Rajsich has selected several players who have already reached the majors or are quickly on their way -- but are doing so with other teams. In the past four years, the Orioles have dealt away Rajsich-drafted left-handed pitchers Josh Hader, Steven Brault and Stephen Tarpley, among others.
Rajsich also has had his hands tied at times. The Orioles didn't have a first- or second-rounder in 2014 due to the signing of free agents with qualifying offers attached (Ubaldo Jimenez and Nelson Cruz). Two highly regarded picks, Branden Kline and Hunter Harvey, underwent elbow surgeries, halting their progress. And, since Gausman, the Orioles haven't selected higher than 21st in the first round.
Plus, you never know who to blame when players don't pan out, whether it's a drafting or a development problem. Sometimes, it's just bad luck, too.

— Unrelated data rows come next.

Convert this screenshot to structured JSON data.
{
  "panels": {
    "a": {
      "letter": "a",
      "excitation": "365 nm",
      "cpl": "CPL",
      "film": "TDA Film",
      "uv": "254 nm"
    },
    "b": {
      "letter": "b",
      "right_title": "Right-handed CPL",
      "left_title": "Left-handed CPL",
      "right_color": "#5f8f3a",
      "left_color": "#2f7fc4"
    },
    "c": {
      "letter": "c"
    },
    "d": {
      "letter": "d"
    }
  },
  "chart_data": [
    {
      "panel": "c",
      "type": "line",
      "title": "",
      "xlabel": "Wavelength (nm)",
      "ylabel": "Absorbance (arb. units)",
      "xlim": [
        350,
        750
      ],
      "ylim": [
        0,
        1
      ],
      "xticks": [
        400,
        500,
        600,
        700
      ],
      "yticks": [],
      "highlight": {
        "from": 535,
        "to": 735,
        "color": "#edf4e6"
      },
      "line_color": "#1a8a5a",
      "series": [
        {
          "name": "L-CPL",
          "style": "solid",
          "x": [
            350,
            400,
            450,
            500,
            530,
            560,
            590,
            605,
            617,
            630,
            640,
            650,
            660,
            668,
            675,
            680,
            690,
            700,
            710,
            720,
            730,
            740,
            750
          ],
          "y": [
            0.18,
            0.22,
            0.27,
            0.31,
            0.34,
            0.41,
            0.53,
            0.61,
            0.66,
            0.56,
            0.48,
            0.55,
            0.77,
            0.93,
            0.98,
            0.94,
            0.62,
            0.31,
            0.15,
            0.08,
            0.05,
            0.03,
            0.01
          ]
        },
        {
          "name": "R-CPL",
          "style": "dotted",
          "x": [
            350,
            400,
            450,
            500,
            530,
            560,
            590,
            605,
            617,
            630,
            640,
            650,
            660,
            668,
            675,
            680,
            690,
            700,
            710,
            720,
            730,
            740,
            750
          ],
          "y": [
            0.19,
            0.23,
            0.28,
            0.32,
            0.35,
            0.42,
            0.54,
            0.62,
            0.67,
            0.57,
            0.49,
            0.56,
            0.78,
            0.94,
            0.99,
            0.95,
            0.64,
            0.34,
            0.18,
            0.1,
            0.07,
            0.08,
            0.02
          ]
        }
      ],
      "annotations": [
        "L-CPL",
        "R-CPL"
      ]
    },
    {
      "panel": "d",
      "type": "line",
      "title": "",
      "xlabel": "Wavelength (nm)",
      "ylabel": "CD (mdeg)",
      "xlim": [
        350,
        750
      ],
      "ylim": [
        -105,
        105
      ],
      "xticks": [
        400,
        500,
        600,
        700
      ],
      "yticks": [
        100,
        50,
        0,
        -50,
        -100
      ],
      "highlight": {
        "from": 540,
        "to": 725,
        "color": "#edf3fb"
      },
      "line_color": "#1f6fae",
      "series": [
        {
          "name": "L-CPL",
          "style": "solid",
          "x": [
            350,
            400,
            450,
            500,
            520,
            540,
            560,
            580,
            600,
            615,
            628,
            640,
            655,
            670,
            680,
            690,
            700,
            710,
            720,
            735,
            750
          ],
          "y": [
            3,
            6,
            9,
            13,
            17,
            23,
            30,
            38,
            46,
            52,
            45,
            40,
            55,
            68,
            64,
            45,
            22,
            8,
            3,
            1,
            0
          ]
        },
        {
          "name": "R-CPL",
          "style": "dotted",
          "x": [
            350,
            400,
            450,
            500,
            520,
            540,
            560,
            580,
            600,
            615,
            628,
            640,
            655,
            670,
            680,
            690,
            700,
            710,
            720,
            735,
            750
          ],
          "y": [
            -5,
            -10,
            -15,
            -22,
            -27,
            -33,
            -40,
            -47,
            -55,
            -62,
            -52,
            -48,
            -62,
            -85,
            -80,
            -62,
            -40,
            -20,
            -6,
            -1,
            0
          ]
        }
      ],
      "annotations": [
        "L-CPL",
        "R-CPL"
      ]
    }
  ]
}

The draft -- and the development of players -- is a crapshoot. Which is why it's not a wise philosophy to put the bulk of your minor league system on the shoulders of draftees. There should be a mix that includes international signees and those rescued from other organizations.
The Orioles have done a great job at recognizing talent in other organizations and acquiring those players at minimal cost.
But, in a no-stone-unturned organization, there's a conspicuous boulder in the way of making the farm system as good as it can, or should, be.